Le Groupement de Coopération Sanitaire HOURAA, qui réunit les CHU de Lyon, Grenoble, Saint-Étienne et Clermont-Ferrand, a publié les résultats d’une vaste enquête sur les usages de l’intelligence artificielle par les professionnels de santé. Menée par sa commission Recherche-Innovation-Data-IA auprès de 2 509 répondants sur un effectif total de près de 48 000 agents, l’étude dresse un constat sans appel : l’IA s’est diffusée dans les pratiques quotidiennes bien plus vite que les dispositifs censés l’encadrer.

Un usage individuel déjà massif

46,1 % des professionnels interrogés déclarent utiliser l’IA à titre individuel, principalement pour la rédaction (24,1 %) et la recherche d’information (24,1 %). Le gain de temps est cité par 41,7 % des répondants comme premier bénéfice. Mais ce chiffre contraste violemment avec le niveau de maturité déclaré : seuls 17,7 % des professionnels se considèrent « avancés » ou « experts » dans l’usage de ces outils.

Une structuration institutionnelle très en retard

Face à cette adoption spontanée, la réponse organisationnelle reste embryonnaire : 3,5 % seulement des répondants participent à un projet collectif d’IA au sein de leur établissement, et à peine 7,6 % connaissent l’existence d’une charte institutionnelle encadrant ces usages. Ce déséquilibre nourrit le phénomène de « shadow AI » — l’utilisation d’outils non référencés, souvent sur des terminaux personnels, échappant à tout contrôle de sécurité informatique. Plus de la moitié des professionnels (51,5 %) expriment d’ailleurs des craintes éthiques et juridiques quant à ces usages non encadrés.
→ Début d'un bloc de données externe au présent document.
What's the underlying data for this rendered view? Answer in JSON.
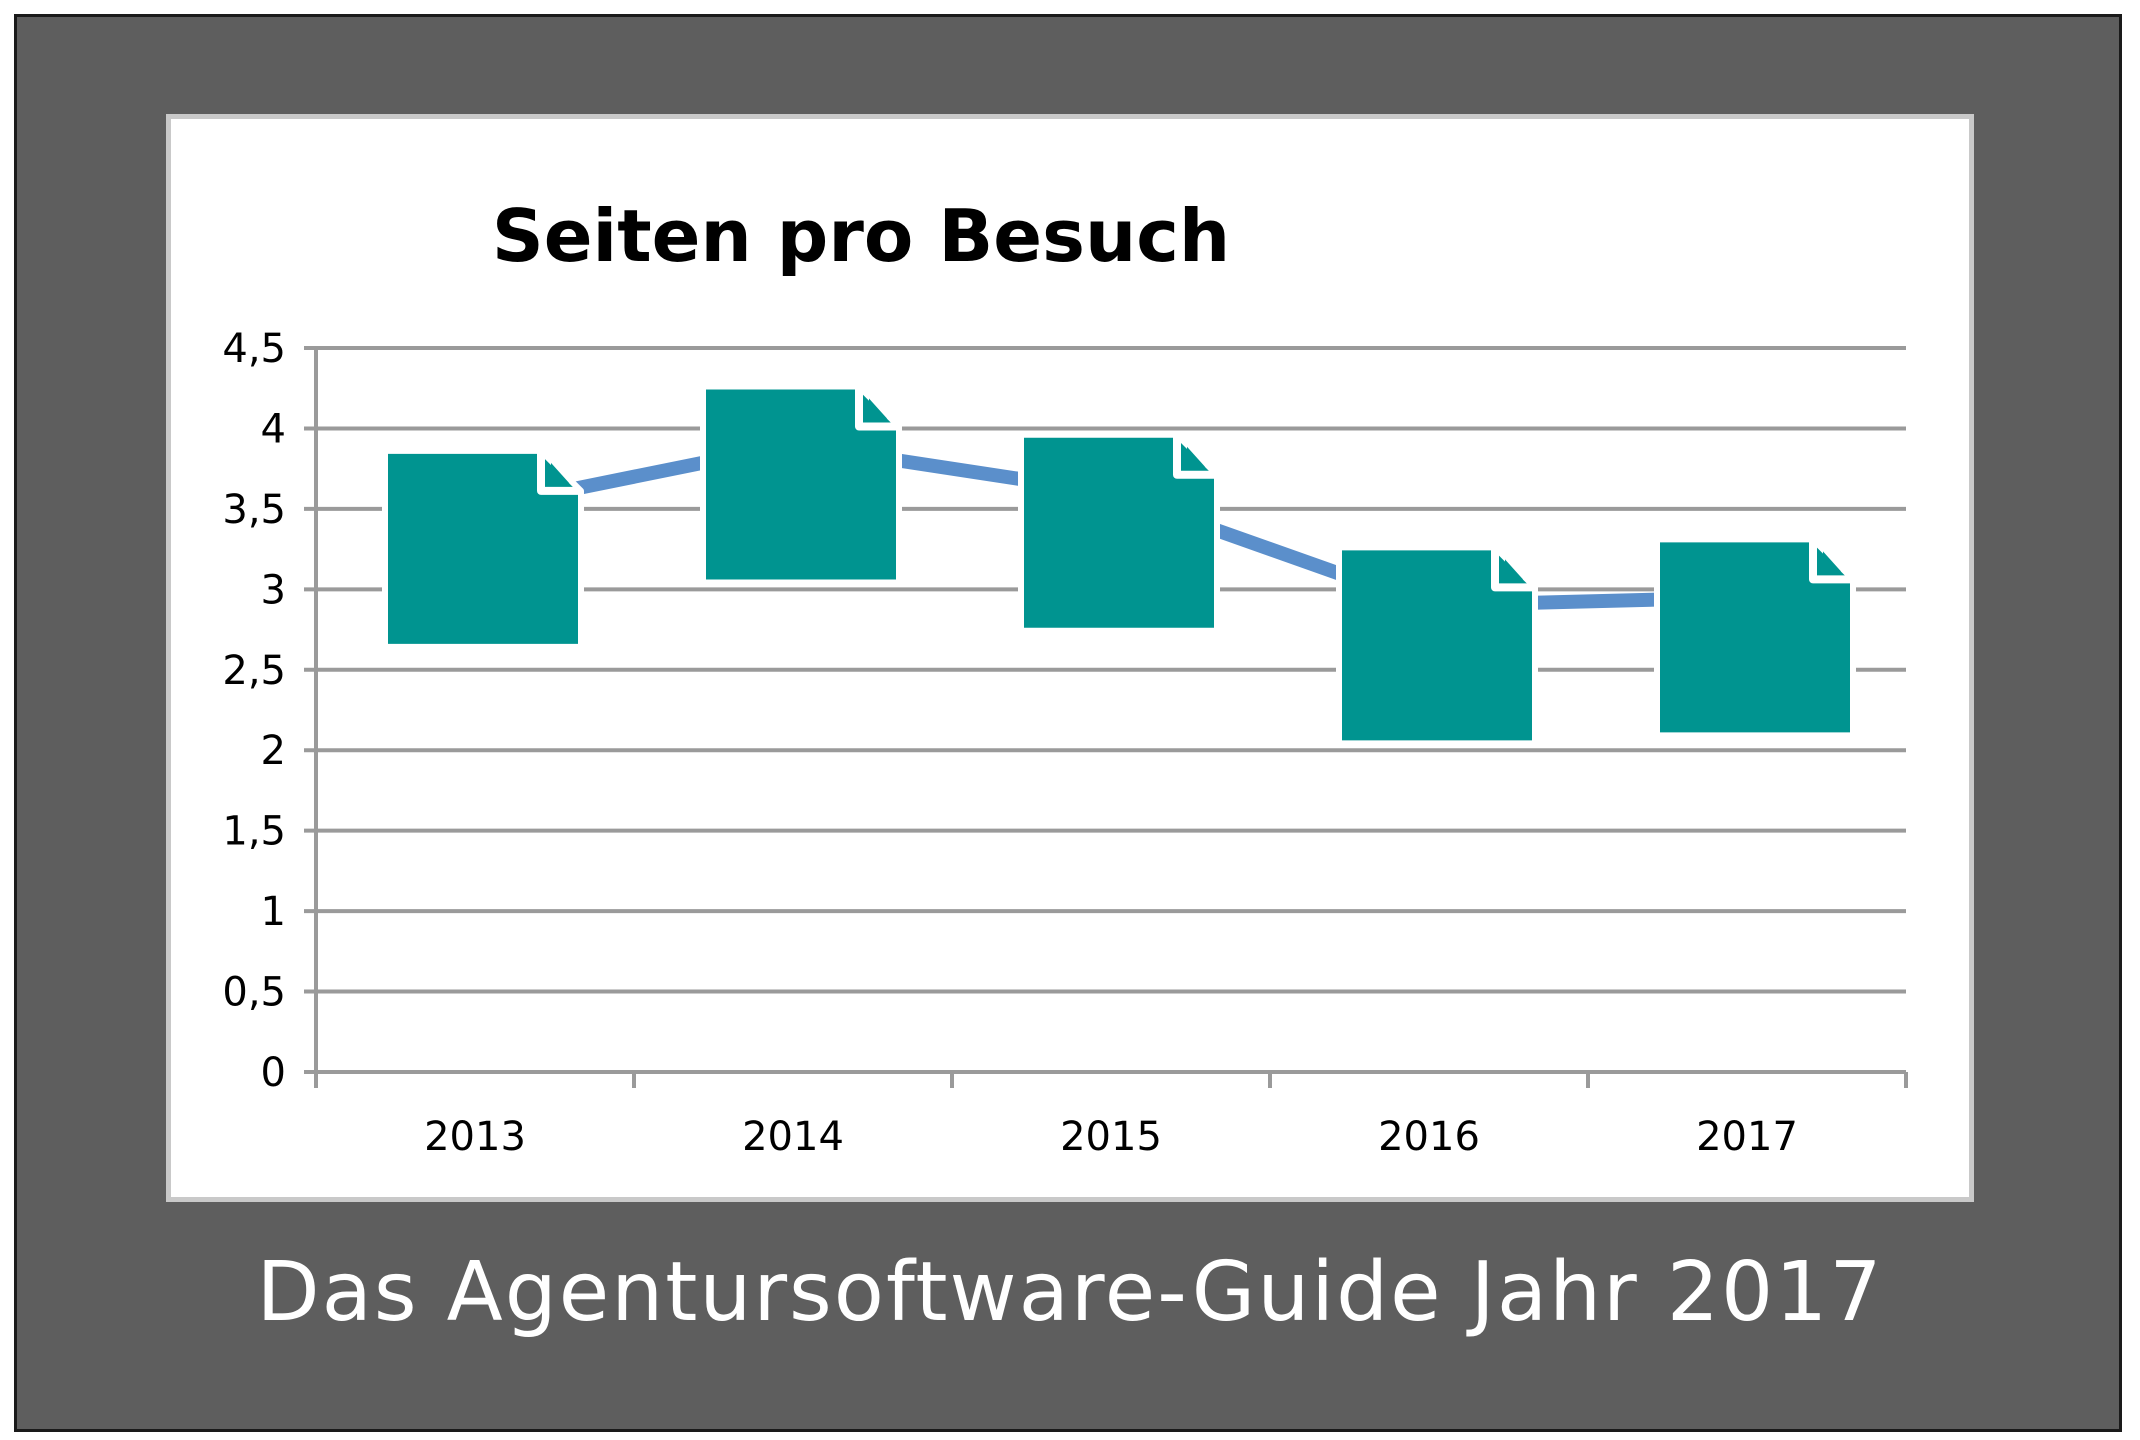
{
  "caption": "Das Agentursoftware-Guide Jahr 2017",
  "colors": {
    "frame": "#5e5e5e",
    "line": "#5b8fcb",
    "icon": "#009490",
    "grid": "#9a9a9a"
  },
  "icon_name": "document-icon",
  "chart_data": {
    "type": "line",
    "title": "Seiten pro Besuch",
    "xlabel": "",
    "ylabel": "",
    "categories": [
      "2013",
      "2014",
      "2015",
      "2016",
      "2017"
    ],
    "values": [
      3.5,
      3.9,
      3.6,
      2.9,
      2.95
    ],
    "ylim": [
      0,
      4.5
    ],
    "yticks": [
      0,
      0.5,
      1,
      1.5,
      2,
      2.5,
      3,
      3.5,
      4,
      4.5
    ],
    "ytick_labels": [
      "0",
      "0,5",
      "1",
      "1,5",
      "2",
      "2,5",
      "3",
      "3,5",
      "4",
      "4,5"
    ],
    "grid": true,
    "legend": "none",
    "marker": "document icon"
  }
}
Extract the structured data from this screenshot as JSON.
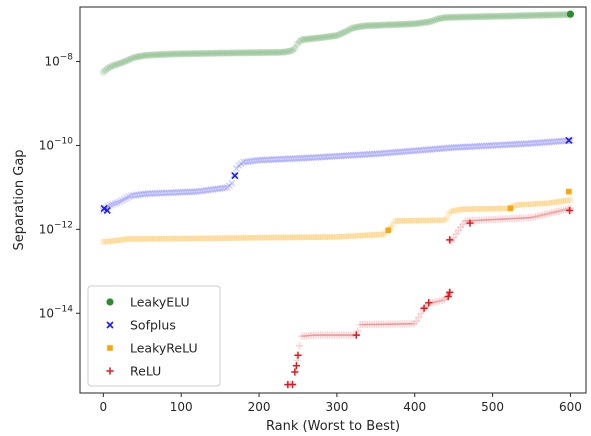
{
  "chart_data": {
    "type": "scatter",
    "xlabel": "Rank (Worst to Best)",
    "ylabel": "Separation Gap",
    "yscale": "log",
    "xlim": [
      -30,
      620
    ],
    "ylim_log10": [
      -15.9,
      -6.7
    ],
    "x_ticks": [
      0,
      100,
      200,
      300,
      400,
      500,
      600
    ],
    "y_ticks": [
      {
        "log10": -8,
        "base": "10",
        "exp": "−8"
      },
      {
        "log10": -10,
        "base": "10",
        "exp": "−10"
      },
      {
        "log10": -12,
        "base": "10",
        "exp": "−12"
      },
      {
        "log10": -14,
        "base": "10",
        "exp": "−14"
      }
    ],
    "grid": false,
    "legend_position": "lower-left",
    "series": [
      {
        "name": "LeakyELU",
        "color": "#2e8b2e",
        "marker": "circle",
        "x_range": [
          0,
          600
        ],
        "profile": [
          [
            0,
            -8.25
          ],
          [
            5,
            -8.17
          ],
          [
            12,
            -8.1
          ],
          [
            25,
            -8.02
          ],
          [
            40,
            -7.9
          ],
          [
            55,
            -7.85
          ],
          [
            90,
            -7.82
          ],
          [
            150,
            -7.8
          ],
          [
            230,
            -7.78
          ],
          [
            240,
            -7.75
          ],
          [
            245,
            -7.72
          ],
          [
            250,
            -7.55
          ],
          [
            255,
            -7.48
          ],
          [
            280,
            -7.43
          ],
          [
            300,
            -7.38
          ],
          [
            310,
            -7.3
          ],
          [
            320,
            -7.2
          ],
          [
            335,
            -7.15
          ],
          [
            400,
            -7.1
          ],
          [
            420,
            -7.05
          ],
          [
            430,
            -6.98
          ],
          [
            440,
            -6.95
          ],
          [
            600,
            -6.88
          ]
        ],
        "highlighted": [
          [
            600,
            -6.87
          ]
        ]
      },
      {
        "name": "Sofplus",
        "color": "#1a1aff",
        "marker": "x",
        "x_range": [
          0,
          600
        ],
        "profile": [
          [
            0,
            -11.55
          ],
          [
            5,
            -11.45
          ],
          [
            20,
            -11.35
          ],
          [
            35,
            -11.2
          ],
          [
            55,
            -11.15
          ],
          [
            120,
            -11.1
          ],
          [
            160,
            -11.0
          ],
          [
            165,
            -10.9
          ],
          [
            168,
            -10.7
          ],
          [
            172,
            -10.5
          ],
          [
            180,
            -10.4
          ],
          [
            200,
            -10.35
          ],
          [
            260,
            -10.3
          ],
          [
            350,
            -10.2
          ],
          [
            450,
            -10.05
          ],
          [
            550,
            -9.95
          ],
          [
            600,
            -9.88
          ]
        ],
        "highlighted": [
          [
            1,
            -11.5
          ],
          [
            5,
            -11.55
          ],
          [
            169,
            -10.72
          ],
          [
            598,
            -9.88
          ]
        ]
      },
      {
        "name": "LeakyReLU",
        "color": "#ffa500",
        "marker": "square",
        "x_range": [
          0,
          600
        ],
        "profile": [
          [
            0,
            -12.3
          ],
          [
            15,
            -12.27
          ],
          [
            30,
            -12.23
          ],
          [
            100,
            -12.22
          ],
          [
            200,
            -12.2
          ],
          [
            300,
            -12.18
          ],
          [
            360,
            -12.12
          ],
          [
            368,
            -11.98
          ],
          [
            375,
            -11.8
          ],
          [
            440,
            -11.78
          ],
          [
            445,
            -11.58
          ],
          [
            460,
            -11.52
          ],
          [
            520,
            -11.5
          ],
          [
            530,
            -11.42
          ],
          [
            570,
            -11.38
          ],
          [
            600,
            -11.3
          ]
        ],
        "highlighted": [
          [
            366,
            -12.02
          ],
          [
            523,
            -11.5
          ],
          [
            598,
            -11.1
          ]
        ]
      },
      {
        "name": "ReLU",
        "color": "#e8161b",
        "marker": "plus",
        "x_range": [
          237,
          600
        ],
        "profile": [
          [
            237,
            -15.7
          ],
          [
            243,
            -15.68
          ],
          [
            246,
            -15.4
          ],
          [
            248,
            -15.25
          ],
          [
            250,
            -15.0
          ],
          [
            254,
            -14.55
          ],
          [
            270,
            -14.52
          ],
          [
            325,
            -14.52
          ],
          [
            330,
            -14.27
          ],
          [
            400,
            -14.25
          ],
          [
            405,
            -14.1
          ],
          [
            412,
            -13.88
          ],
          [
            420,
            -13.75
          ],
          [
            430,
            -13.72
          ],
          [
            440,
            -13.66
          ],
          [
            445,
            -13.5
          ],
          [
            446,
            -12.32
          ],
          [
            455,
            -12.05
          ],
          [
            465,
            -11.8
          ],
          [
            550,
            -11.72
          ],
          [
            600,
            -11.5
          ]
        ],
        "highlighted": [
          [
            237,
            -15.7
          ],
          [
            243,
            -15.7
          ],
          [
            246,
            -15.4
          ],
          [
            248,
            -15.25
          ],
          [
            250,
            -15.0
          ],
          [
            325,
            -14.52
          ],
          [
            412,
            -13.88
          ],
          [
            418,
            -13.75
          ],
          [
            443,
            -13.6
          ],
          [
            445,
            -13.5
          ],
          [
            445,
            -12.25
          ],
          [
            471,
            -11.85
          ],
          [
            599,
            -11.55
          ]
        ]
      }
    ]
  }
}
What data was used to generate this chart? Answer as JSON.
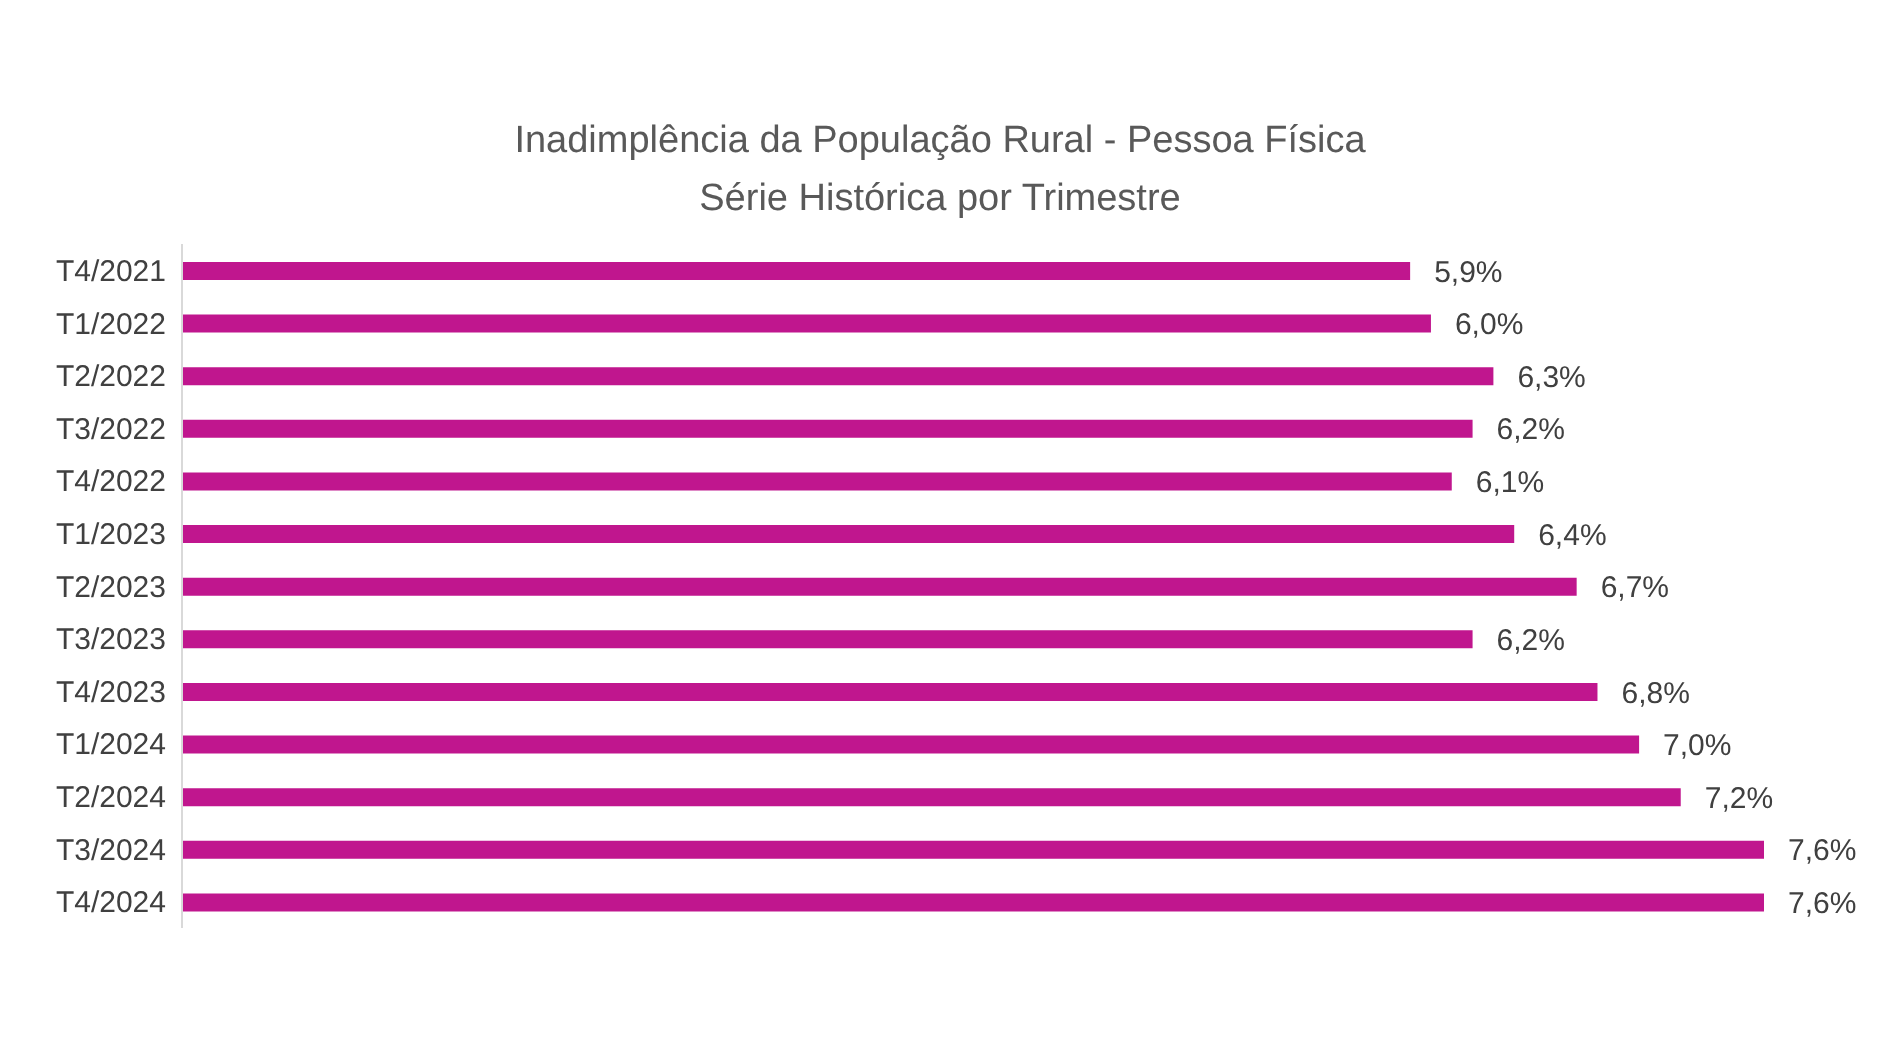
{
  "chart_data": {
    "type": "bar",
    "orientation": "horizontal",
    "title": "Inadimplência da População Rural - Pessoa Física",
    "subtitle": "Série Histórica por Trimestre",
    "categories": [
      "T4/2021",
      "T1/2022",
      "T2/2022",
      "T3/2022",
      "T4/2022",
      "T1/2023",
      "T2/2023",
      "T3/2023",
      "T4/2023",
      "T1/2024",
      "T2/2024",
      "T3/2024",
      "T4/2024"
    ],
    "values": [
      5.9,
      6.0,
      6.3,
      6.2,
      6.1,
      6.4,
      6.7,
      6.2,
      6.8,
      7.0,
      7.2,
      7.6,
      7.6
    ],
    "value_labels": [
      "5,9%",
      "6,0%",
      "6,3%",
      "6,2%",
      "6,1%",
      "6,4%",
      "6,7%",
      "6,2%",
      "6,8%",
      "7,0%",
      "7,2%",
      "7,6%",
      "7,6%"
    ],
    "color": "#c0168e"
  }
}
Les priorités identifiées par HOURAA

Le rapport formule quatre axes de travail pour combler ce fossé :

  1. Renforcer l’acculturation et la formation des équipes
  2. Développer des communautés de pratiques inter-établissements
  3. Sécuriser le cadre juridique et éthique des usages
  4. Accompagner les projets pilotes vers l’industrialisation

Un signal qui dépasse l’Auvergne-Rhône-Alpes

Cette enquête régionale résonne avec une dynamique nationale : UniHA, la Centrale d’achat de l’informatique hospitalière et la Fédération hospitalière de France ont annoncé fin juillet la fusion de leurs propres baromètres IA, dont les résultats sont attendus à l’automne. Plusieurs CHU, comme celui de Poitiers avec son assistant MedGPT, ont par ailleurs déjà choisi de répondre au shadow AI en proposant des alternatives maîtrisées plutôt qu’en tentant de bloquer l’accès aux outils. L’enquête HOURAA vient documenter, chiffres à l’appui, l’urgence de cette bascule : l’enjeu n’est plus de savoir si l’IA doit entrer à l’hôpital, mais comment les directions numériques peuvent reprendre la main sur des usages déjà largement installés.